24% rise in rough sleepers in London, latest CHAIN stats show

published on 31 Oct 2022

The Salvation Army is preparing to support growing numbers of rough sleepers through winter as new figures show a shocking rise in people sleeping rough. 

The latest quarterly figures from the Combined Homelessness and Information Network (CHAIN) show a rise of 24 % in the numbers of people sleeping rough compared with the same time last year. 

The CHAIN stats also show an across the board rise in new rough sleepers, those living on the streets and those intermittently sleeping rough. In particular, according to the stats:

  • Between July to September 2022, there were 1844 new rough sleepers
  • 72% of those found to be sleeping rough had a support need for alcohol, drugs or mental health.

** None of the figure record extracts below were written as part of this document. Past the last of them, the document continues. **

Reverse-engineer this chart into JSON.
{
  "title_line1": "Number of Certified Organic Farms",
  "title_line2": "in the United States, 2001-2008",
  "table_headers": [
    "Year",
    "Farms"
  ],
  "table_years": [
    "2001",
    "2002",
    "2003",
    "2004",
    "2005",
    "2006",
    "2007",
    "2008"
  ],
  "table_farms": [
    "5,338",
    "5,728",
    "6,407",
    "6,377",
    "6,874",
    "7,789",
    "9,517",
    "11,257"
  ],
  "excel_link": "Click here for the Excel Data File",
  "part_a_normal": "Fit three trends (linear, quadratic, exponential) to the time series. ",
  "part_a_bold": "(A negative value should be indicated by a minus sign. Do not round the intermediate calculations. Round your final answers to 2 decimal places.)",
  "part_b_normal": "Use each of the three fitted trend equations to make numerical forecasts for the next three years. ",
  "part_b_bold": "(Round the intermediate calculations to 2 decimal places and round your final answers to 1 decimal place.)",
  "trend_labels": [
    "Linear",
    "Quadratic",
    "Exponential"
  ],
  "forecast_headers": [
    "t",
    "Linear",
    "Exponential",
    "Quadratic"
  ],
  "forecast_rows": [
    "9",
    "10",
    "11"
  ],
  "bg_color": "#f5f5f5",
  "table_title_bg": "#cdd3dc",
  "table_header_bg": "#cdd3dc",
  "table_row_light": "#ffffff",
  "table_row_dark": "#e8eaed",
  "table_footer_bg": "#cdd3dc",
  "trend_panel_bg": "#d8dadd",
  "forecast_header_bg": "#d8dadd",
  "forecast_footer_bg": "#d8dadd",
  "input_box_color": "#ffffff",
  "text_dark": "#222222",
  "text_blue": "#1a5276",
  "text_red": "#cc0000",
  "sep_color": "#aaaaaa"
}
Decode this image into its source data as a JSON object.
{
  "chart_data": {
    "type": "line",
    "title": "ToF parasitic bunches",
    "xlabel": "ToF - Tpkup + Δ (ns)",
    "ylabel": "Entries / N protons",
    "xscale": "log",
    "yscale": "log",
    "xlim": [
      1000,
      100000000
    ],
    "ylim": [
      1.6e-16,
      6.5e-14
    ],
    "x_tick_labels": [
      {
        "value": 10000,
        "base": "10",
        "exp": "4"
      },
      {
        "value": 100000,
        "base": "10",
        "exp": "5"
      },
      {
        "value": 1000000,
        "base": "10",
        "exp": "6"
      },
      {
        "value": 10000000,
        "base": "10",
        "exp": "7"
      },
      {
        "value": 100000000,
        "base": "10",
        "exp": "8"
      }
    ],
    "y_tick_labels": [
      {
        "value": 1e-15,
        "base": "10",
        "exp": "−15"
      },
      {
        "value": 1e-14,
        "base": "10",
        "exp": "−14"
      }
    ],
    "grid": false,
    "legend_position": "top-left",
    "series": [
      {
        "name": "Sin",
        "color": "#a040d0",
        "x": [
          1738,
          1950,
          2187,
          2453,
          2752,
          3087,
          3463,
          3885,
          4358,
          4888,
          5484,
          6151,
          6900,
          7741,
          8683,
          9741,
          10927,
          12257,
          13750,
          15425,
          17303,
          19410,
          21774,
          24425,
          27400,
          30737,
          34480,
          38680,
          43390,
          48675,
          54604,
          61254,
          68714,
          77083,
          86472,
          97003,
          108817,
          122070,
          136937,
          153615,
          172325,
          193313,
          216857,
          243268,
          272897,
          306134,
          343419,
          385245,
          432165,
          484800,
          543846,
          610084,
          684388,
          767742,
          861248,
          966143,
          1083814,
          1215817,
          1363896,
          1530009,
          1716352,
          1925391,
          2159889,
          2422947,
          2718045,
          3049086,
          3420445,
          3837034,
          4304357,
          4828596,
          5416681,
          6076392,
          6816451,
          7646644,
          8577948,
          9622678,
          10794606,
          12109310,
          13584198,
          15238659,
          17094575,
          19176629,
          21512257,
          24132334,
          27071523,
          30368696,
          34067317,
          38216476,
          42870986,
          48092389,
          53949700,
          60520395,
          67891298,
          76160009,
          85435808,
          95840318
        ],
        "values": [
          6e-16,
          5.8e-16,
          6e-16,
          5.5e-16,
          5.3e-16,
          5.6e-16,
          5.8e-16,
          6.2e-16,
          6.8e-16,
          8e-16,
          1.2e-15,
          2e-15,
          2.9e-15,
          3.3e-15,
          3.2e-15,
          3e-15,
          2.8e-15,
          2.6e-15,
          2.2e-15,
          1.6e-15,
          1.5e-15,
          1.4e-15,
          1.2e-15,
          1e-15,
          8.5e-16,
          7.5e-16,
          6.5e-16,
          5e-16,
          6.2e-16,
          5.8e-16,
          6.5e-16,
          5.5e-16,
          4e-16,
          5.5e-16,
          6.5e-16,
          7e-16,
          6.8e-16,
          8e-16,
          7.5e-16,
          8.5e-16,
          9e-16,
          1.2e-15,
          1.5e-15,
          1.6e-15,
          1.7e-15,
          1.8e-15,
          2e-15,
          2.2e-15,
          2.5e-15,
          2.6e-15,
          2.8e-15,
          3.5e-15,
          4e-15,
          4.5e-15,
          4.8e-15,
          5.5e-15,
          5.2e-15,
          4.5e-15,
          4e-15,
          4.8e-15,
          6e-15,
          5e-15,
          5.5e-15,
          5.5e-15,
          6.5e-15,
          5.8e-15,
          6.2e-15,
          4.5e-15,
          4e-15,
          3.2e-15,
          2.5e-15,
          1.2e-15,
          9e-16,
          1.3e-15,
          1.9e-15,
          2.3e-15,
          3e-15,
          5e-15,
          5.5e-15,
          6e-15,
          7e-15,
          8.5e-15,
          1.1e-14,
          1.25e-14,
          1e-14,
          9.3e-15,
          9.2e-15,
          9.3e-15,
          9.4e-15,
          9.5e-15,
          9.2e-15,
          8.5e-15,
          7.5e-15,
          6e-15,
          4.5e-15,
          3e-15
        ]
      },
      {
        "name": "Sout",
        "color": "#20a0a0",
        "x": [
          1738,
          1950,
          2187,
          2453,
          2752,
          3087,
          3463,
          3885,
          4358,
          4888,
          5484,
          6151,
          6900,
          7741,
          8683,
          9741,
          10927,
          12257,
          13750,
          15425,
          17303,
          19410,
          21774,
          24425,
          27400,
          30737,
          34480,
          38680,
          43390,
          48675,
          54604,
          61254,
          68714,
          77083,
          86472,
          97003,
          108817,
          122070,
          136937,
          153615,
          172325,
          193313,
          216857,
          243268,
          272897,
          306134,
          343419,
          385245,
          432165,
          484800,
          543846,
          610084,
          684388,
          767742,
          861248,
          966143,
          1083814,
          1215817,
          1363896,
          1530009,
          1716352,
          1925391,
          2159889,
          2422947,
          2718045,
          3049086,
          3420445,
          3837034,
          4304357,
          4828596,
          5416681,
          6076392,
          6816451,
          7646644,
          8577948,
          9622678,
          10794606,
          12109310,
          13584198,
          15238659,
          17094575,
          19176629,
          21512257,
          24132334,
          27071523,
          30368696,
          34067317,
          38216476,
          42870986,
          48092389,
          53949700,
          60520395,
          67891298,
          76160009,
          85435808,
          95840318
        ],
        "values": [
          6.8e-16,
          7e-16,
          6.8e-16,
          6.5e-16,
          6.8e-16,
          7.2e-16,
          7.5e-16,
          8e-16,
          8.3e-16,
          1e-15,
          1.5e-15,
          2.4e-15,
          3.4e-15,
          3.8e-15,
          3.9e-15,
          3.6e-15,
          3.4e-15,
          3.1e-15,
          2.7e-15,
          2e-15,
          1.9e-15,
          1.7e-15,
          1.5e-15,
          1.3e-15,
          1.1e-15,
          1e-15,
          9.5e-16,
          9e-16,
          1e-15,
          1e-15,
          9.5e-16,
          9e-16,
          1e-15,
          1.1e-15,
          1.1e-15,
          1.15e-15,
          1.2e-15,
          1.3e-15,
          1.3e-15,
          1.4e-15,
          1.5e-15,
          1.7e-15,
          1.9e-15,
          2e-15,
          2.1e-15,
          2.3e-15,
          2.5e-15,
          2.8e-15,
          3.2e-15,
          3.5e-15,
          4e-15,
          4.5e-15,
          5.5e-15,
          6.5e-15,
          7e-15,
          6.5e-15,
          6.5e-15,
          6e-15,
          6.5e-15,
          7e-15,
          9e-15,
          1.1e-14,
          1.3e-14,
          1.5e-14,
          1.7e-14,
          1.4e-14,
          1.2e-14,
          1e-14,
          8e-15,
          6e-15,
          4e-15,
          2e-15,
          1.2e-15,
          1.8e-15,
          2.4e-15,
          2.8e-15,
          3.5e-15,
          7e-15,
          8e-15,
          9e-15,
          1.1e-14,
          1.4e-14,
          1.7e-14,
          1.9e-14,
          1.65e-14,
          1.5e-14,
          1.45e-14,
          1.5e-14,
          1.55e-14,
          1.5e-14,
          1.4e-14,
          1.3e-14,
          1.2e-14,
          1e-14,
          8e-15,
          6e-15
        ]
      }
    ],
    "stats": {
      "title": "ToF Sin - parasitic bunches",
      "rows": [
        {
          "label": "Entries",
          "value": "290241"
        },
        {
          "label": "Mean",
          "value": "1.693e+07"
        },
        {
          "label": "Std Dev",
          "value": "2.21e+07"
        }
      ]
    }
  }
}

Salvation Army Director of the Homeless Services Unit, Nick Redmore, said:

“This is a very worrying surge in people forced to sleep on the streets. The Salvation Army are concerned that as winter approaches, these numbers are going to grow.  The cost of living crisis means that more people are struggling to pay for basics, which includes rent so more people could be faced with homelessness, which can in time also mean an increase in rough sleeping.

“We will be supporting rough sleepers across the country by providing emergency beds, outreach services, drop ins and practical help like hot meals. The Salvation Army is committed to ending rough sleeping.

“The Government has made considerable investment in homelessness services, so we know they see the scale of the problem. The key thing is where to spend that money to have the maximum impact. Our recent report showed how helping people with the root causes of their rough sleeping is key. This means ring fencing this funding for addiction and mental health support services. 

“Targeting funds in the right place is especially important as rising inflation erodes the value of funding to end rough sleeping, and is another issue the Government should urgently address.”

TSA is calling for the Government to:  

  • Introduce robust recording of rough sleeper numbers so that support services can be sufficiently planned and funded.
  • Reverse its freeze on the value of Local Housing Allowance rates to enable people claiming Universal Credit or housing benefit to afford to rent at least three in every ten of the most affordable properties in any given area.   

The London CHAIN figures are the only data in England that measures rough sleeping. Robust methods for recording numbers of rough sleepers for the whole country are needed, so that support services can be properly planned and sufficiently funded.